Users
Users are the code representations of people. A user has a name, password and email address. A user also has zero or more roles and zero or more permissions. There are two special types of users: the administrator and the default (anonymous) user. The administrator has access to everything... that is, there is no area to which access is denied. The default user has the lowest level of access.

Roles
Roles are definitions of types of users. A user may be a page administrator, a wiki administrator, an album contributor, etc. The role itself is nothing more than a named collection of permissions. Users are assigned roles according to what they will be doing. For example, Joe may be updating album database entries, so he's assiged the Album Contributor role, which contains permissions to create albums, modify albums, rename tracks, add artists, etc.

Permissions
Permissions are required for operations to be performed. It is guarenteed that after permission assertion, the user has the permission. There is no limit to the number of permissions that may be defined (the granularity). Before an operation is to take place to which only certain users should have access, the associated permission should be asserted. For example, in the addAlbum(Artist,String) method, the "org.my.music.Album.add" permission might be asserted. For more details on assertion, see Usage.

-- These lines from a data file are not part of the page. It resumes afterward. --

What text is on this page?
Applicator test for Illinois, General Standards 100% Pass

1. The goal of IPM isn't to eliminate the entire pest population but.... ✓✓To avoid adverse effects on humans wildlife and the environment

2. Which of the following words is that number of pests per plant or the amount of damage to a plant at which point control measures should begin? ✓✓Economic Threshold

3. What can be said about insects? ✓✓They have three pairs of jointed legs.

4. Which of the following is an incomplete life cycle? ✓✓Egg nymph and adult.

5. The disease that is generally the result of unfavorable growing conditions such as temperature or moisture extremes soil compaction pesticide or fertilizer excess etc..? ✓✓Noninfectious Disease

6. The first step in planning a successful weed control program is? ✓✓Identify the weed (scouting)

package test.org.benow.security; : public class SomeOperation { public static final Permission PERM_INVOKE = Security.declareLocalPermission("invoke"); : }

That chunk of code uses the Security helper class to declare a permission named 'test.org.benow.security.SomeOperation.invoke'. The class name is inferred using the stack trace. That is it for permission declaration, any fancy stuff could be done behind the scenes in the active backend, but more on that later.

Once declared, the permission can be asserted before protected code, as such:

public void doSomething() { PERM_INVOKE.assertPermission(); System.out.println("User: "+Security.getCurrentUser().getName() +" has permission: "+PERM_INVOKE); }

So, the permission is asserted at the start of the doSomething() method. If the user (associated with the current thread) has the permission, execution continues. If the user does not have the permission, as java.lang.security.SecurityException is thrown and the sensitive code is not executed. The full class looks like this:

package test.org.benow.security; import org.benow.security.Security; import org.benow.security.permission.Permission; public class SomeOperation { public static final Permission PERM_INVOKE = Security.declareLocalPermission("invoke"); public void doSomething() { PERM_INVOKE.assertPermission(); System.out.println("User: "+Security.getCurrentUser().getName() +" has permission: "+PERM_INVOKE); } }

That is all there is to permission declaration and assertion, but in order for the assertion to take place, the current user must be tested. Before the user can be tested, the user itself must be fetched in a process called authentication... that is, the username and password must be specified and used to retrieve the user. If the password is incorrect, another SecurityException is thrown. An example of authentication follows:

User user=Security.authenticate(userName, password);

We know the user, and now need to associate the user is associated with the secure code execution. The invocation of secure code is slightly different than normal code, in that the code must be associated with the user. This prepared invocation should take place whenever code that requires security is invoked. If code requiring security is executed without being associated with a user, a warning is issued and the user is assumed to be the administrator, so wrap it or anybody can do anything. An example of wrapped execution is:

Object result=Security.associate(user, new PrivilegedAction() { public Object exec() throws Exception { return new SomeOperation().doSomething(); } }).exec(); System.out.println(result);

The final full invocation class looks like this:

package test.org.benow.security; import org.benow.security.Security; import org.benow.security.user.PrivilegedAction; import org.benow.security.user.User; public class SecurityTester { public static void main(String[] args) { if (args.length<2) { System.err.println("Usage: "+SecurityTester.class.getName()+" "); System.exit(-1); } String userName=args[0]; String password=args[1]; try { User user=Security.authenticate(userName, password); Object result=Security.associate(user, new PrivilegedAction() { public Object exec() throws Exception { return new SomeOperation().doSomething(); } }).exec(); System.out.println(result); } catch (SecurityException e) { System.err.println("Insufficient permissions to execute action."); e.printStackTrace(System.err); } catch (Throwable e) { e.printStackTrace(System.err); } } }

There is more to the security api, but not much more, from a casual developer perspective. Notibly, the Security class is the primary way of accessing security functions and objects and many of its methods are useful.

• RepositorySecurityAdministrator - repository - An administrator that uses a the object repository api (ie from a jdbc database) to provide security information. This backend features automatic table creation, automatic permission registration, fast performance, flexible persistence, easy development and administration and a few other tricks.
• XMLSecurityAdministrator - benow-castor - An administrator that uses augmented castor to manage an xml file containing security information. It does the job, but it is best suited to quick development, but does not scale... not that it matters much for smaller multi user apps.